はじめに:当院では2012年から腹腔鏡下腹壁瘢痕ヘルニア修復術としてIPOM(intraperitoneal onlay meshrepair)を導入した.漿液腫,再発を経験し,2016年7月からヘルニア門を閉鎖するIPOM-Plusを導入した.また同時期に低侵襲化を求め,正中の腹壁瘢痕ヘルニアに対してReduced Port Suregeryを導入した.その手術手技の供覧と,従来法(Conventional Surgery:CS)とreduced port surgery (RPS) の手術成績を比較し,RPS の安全性と課題について報告する.
対象:2012年11月から2016年12月までに腹壁瘢痕ヘルニアに対して腹腔鏡下手術を受けた13例.RPS群(4例<全例IPOM-plus>)とCS群(9例<IPOM:8例. IPOM-plus1例>)に分類した.
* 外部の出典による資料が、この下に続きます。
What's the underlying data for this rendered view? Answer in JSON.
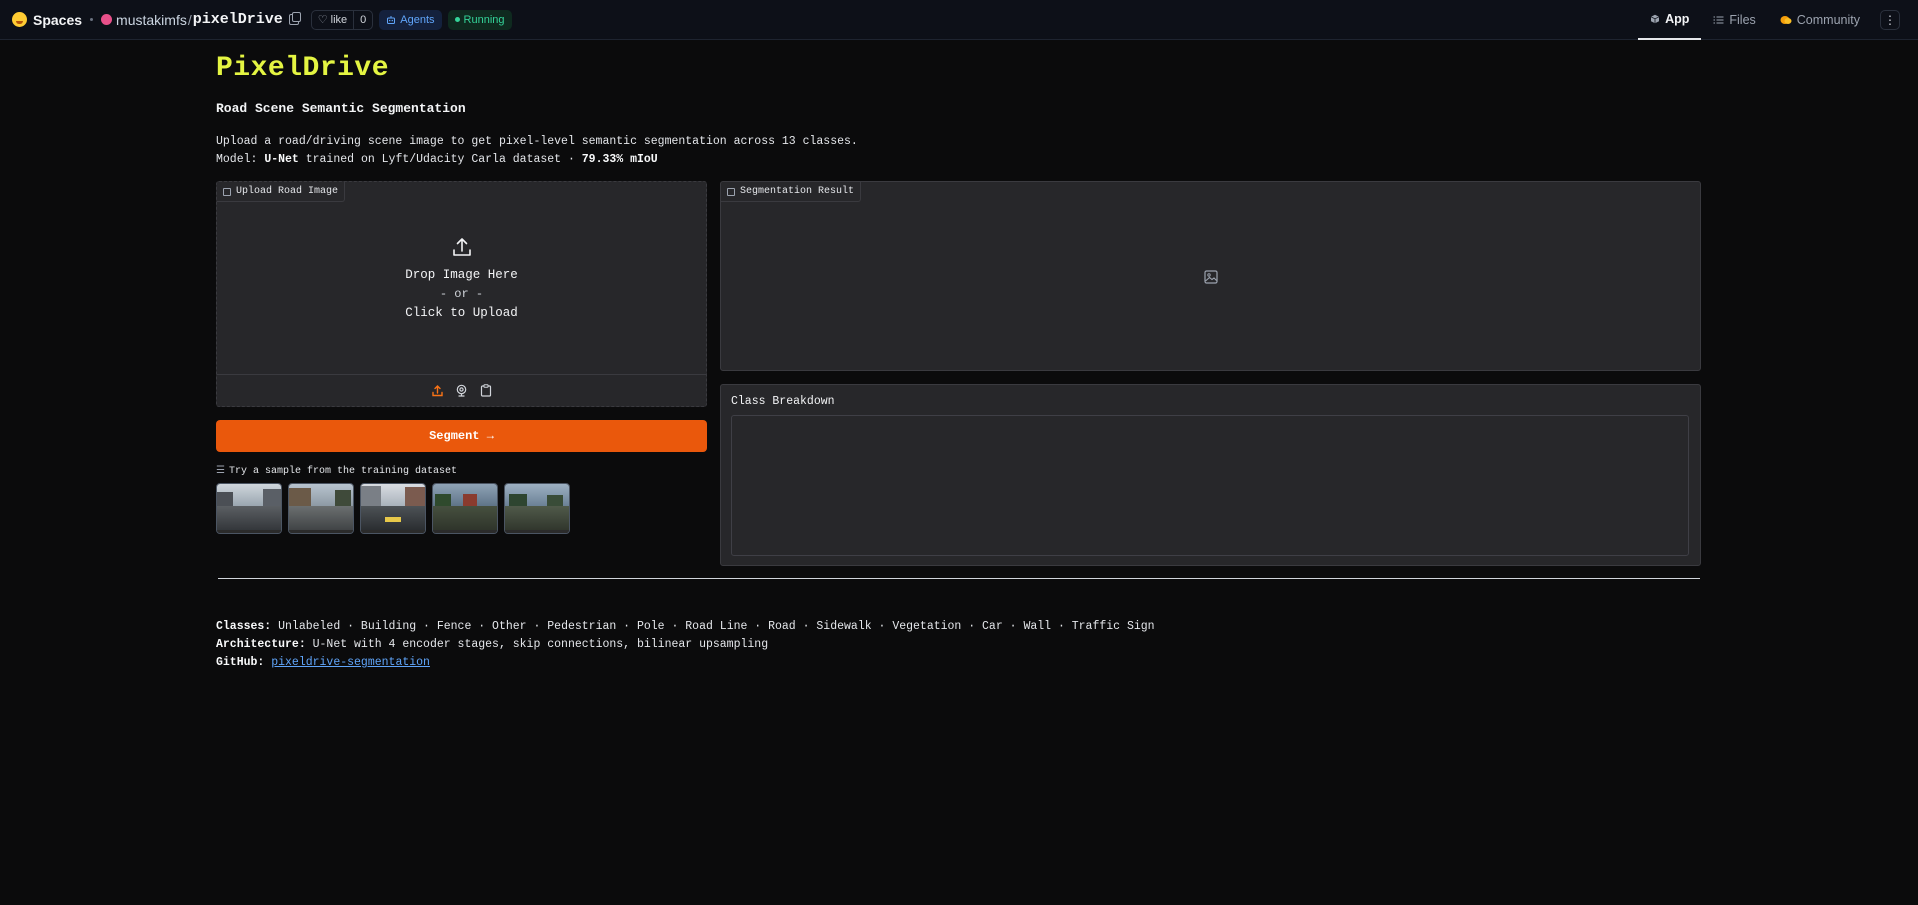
{
  "topbar": {
    "brand": "Spaces",
    "owner": "mustakimfs",
    "repo_name": "pixelDrive",
    "like_label": "like",
    "like_count": "0",
    "agents_label": "Agents",
    "status_label": "Running",
    "tabs": [
      {
        "label": "App",
        "icon": "cube-icon",
        "active": true
      },
      {
        "label": "Files",
        "icon": "files-icon",
        "active": false
      },
      {
        "label": "Community",
        "icon": "community-icon",
        "active": false
      }
    ],
    "more_icon": "⋮"
  },
  "main": {
    "title": "PixelDrive",
    "subtitle": "Road Scene Semantic Segmentation",
    "desc_line1": "Upload a road/driving scene image to get pixel-level semantic segmentation across 13 classes.",
    "desc_line2_prefix": "Model: ",
    "desc_line2_model": "U-Net",
    "desc_line2_mid": " trained on Lyft/Udacity Carla dataset · ",
    "desc_line2_score": "79.33% mIoU"
  },
  "upload": {
    "label": "Upload Road Image",
    "drop_text": "Drop Image Here",
    "or_text": "- or -",
    "click_text": "Click to Upload"
  },
  "segment_button": "Segment →",
  "samples": {
    "label": "Try a sample from the training dataset",
    "count": 5
  },
  "segmentation": {
    "label": "Segmentation Result"
  },
  "breakdown": {
    "title": "Class Breakdown"
  },
  "footer": {
    "classes_label": "Classes:",
    "classes_value": " Unlabeled · Building · Fence · Other · Pedestrian · Pole · Road Line · Road · Sidewalk · Vegetation · Car · Wall · Traffic Sign",
    "arch_label": "Architecture:",
    "arch_value": " U-Net with 4 encoder stages, skip connections, bilinear upsampling",
    "github_label": "GitHub:",
    "github_link": "pixeldrive-segmentation"
  },
  "colors": {
    "accent": "#ea580c",
    "title": "#e4f542",
    "link": "#60a5fa",
    "running": "#34d399"
  }
}
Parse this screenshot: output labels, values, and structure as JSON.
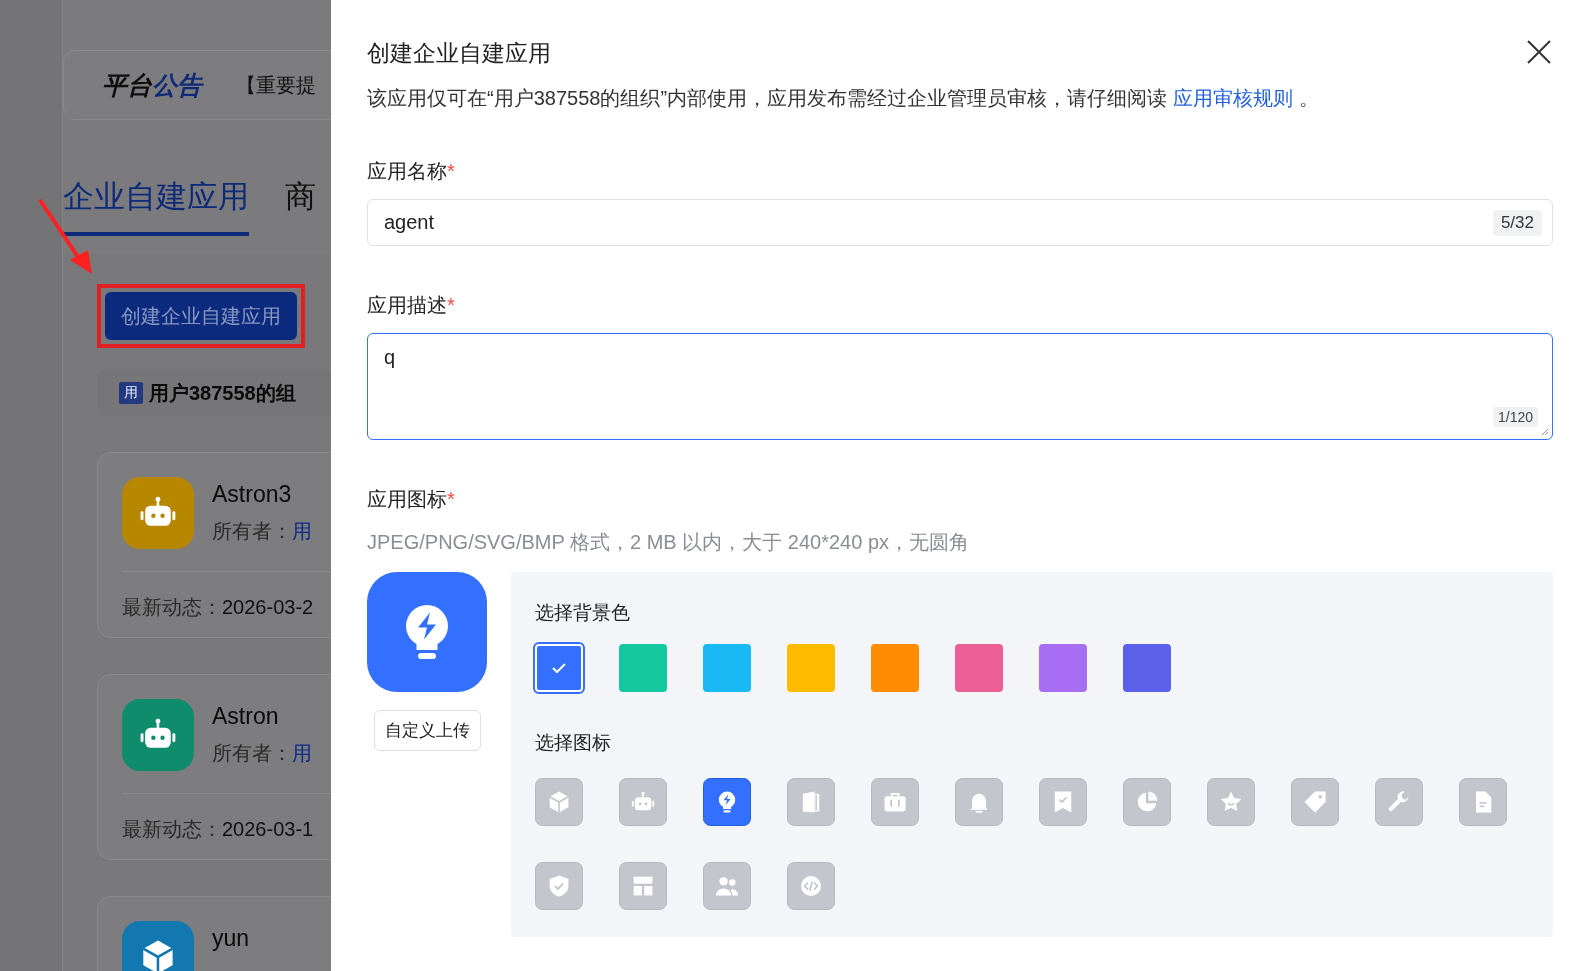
{
  "background_page": {
    "notice": {
      "title_parts": [
        "平台",
        "公告"
      ],
      "text": "【重要提"
    },
    "tabs": [
      {
        "label": "企业自建应用",
        "selected": true
      },
      {
        "label": "商",
        "selected": false
      }
    ],
    "create_button": "创建企业自建应用",
    "organization": {
      "badge": "用",
      "name": "用户387558的组"
    },
    "apps": [
      {
        "name": "Astron3",
        "kind": "robot",
        "color": "#b88700",
        "owner_label": "所有者：",
        "owner": "用",
        "activity_label": "最新动态：",
        "activity": "2026-03-2"
      },
      {
        "name": "Astron",
        "kind": "robot",
        "color": "#0e8c6c",
        "owner_label": "所有者：",
        "owner": "用",
        "activity_label": "最新动态：",
        "activity": "2026-03-1"
      },
      {
        "name": "yun",
        "kind": "cube",
        "color": "#1478b0"
      }
    ]
  },
  "drawer": {
    "title": "创建企业自建应用",
    "notice": "该应用仅可在“用户387558的组织”内部使用，应用发布需经过企业管理员审核，请仔细阅读",
    "notice_link": "应用审核规则",
    "notice_end": "。",
    "fields": [
      {
        "kind": "input",
        "label": "应用名称",
        "required_mark": "*",
        "value": "agent",
        "counter": "5/32",
        "focused": false
      },
      {
        "kind": "textarea",
        "label": "应用描述",
        "required_mark": "*",
        "value": "q",
        "counter": "1/120",
        "focused": true
      }
    ],
    "icon_section": {
      "label": "应用图标",
      "required_mark": "*",
      "hint": "JPEG/PNG/SVG/BMP 格式，2 MB 以内，大于 240*240 px，无圆角",
      "upload_button": "自定义上传",
      "colors_heading": "选择背景色",
      "colors": [
        {
          "color": "#3370ff",
          "selected": true
        },
        {
          "color": "#14c9a0",
          "selected": false
        },
        {
          "color": "#1ab8f5",
          "selected": false
        },
        {
          "color": "#ffbb00",
          "selected": false
        },
        {
          "color": "#ff8c00",
          "selected": false
        },
        {
          "color": "#ec5f96",
          "selected": false
        },
        {
          "color": "#a76ef5",
          "selected": false
        },
        {
          "color": "#5a60ea",
          "selected": false
        }
      ],
      "icons_heading": "选择图标",
      "icons": [
        {
          "kind": "cube",
          "selected": false
        },
        {
          "kind": "robot",
          "selected": false
        },
        {
          "kind": "bulb",
          "selected": true
        },
        {
          "kind": "door",
          "selected": false
        },
        {
          "kind": "briefcase",
          "selected": false
        },
        {
          "kind": "bell",
          "selected": false
        },
        {
          "kind": "bookmark",
          "selected": false
        },
        {
          "kind": "pie",
          "selected": false
        },
        {
          "kind": "star",
          "selected": false
        },
        {
          "kind": "tag",
          "selected": false
        },
        {
          "kind": "wrench",
          "selected": false
        },
        {
          "kind": "document",
          "selected": false
        },
        {
          "kind": "shield",
          "selected": false
        },
        {
          "kind": "layout",
          "selected": false
        },
        {
          "kind": "users",
          "selected": false
        },
        {
          "kind": "code",
          "selected": false
        }
      ]
    }
  }
}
手術手技: ヘルニア門から約10cmの間隔をとり左側腹部2cmの横切開を置く.小開腹法にてEZアクセスを装着し,5mm port 2本を留置する.同側の尾側に2.4mm細径鉗子か5mm portを留置する.5mm フレキシブルカメラで腹腔内を観察し癒着剥離を行う.ヘルニア門の計測にはカテラン針を用いて,皮膚にマーキングを行う.ヘルニア門の辺縁から4-5cmのmarginをとってメッシュをデザインする.EndoCloseTM を用いて,1.5cm間隔に2号モノフィラメント非吸収糸(NovafilTM )でヘルニア門閉鎖を行う.EZアクセスからの大きなメッシュの挿入,その後の展開は簡便である.メッシュの確実な固定および収縮予防のために, メッシュの辺縁は非吸収糸を用いて4針で腹壁全層固定を行う.メッシュ辺縁とヘルニア門閉鎖周囲に2 重にタッキングしメッシュを固定する.タッキングが困難な部位がある場合は,EZアクセスに挿入していた5mmポートを対側に挿入しタッキングを行う.
成績:RPS群と CS群を比較,検討した.RPS群 vs CS群 / 年齢 57 vs 75歳, p=0.03 / BMI 22.3 vs 25.8 kg/㎡, p=0.09 / 手術時間172 分vs 126 分, p=0.07 /出血量 5 vs 12g, N.S /術後在院日数 6 vs 4.7日, N.S
RPS群では合併症を認めなかったが,再発,漿液腫はCS 群で1 例ずつ認められた.
考察:RPS群は手術時間,術後在院日数が延長する傾向があった.背景にRPS群は全例ヘルニア門を閉鎖していたことが影響したと推測されるが,手術時間短縮は今後の課題であると考えられる.短期の成績であるが,RPS群で合併症を認めず安全に施行できると考えられる.
結語:症例を適切に選択する必要があるが,RPS法は安全に施行することができ,術式の一つとなり得ると考えられる.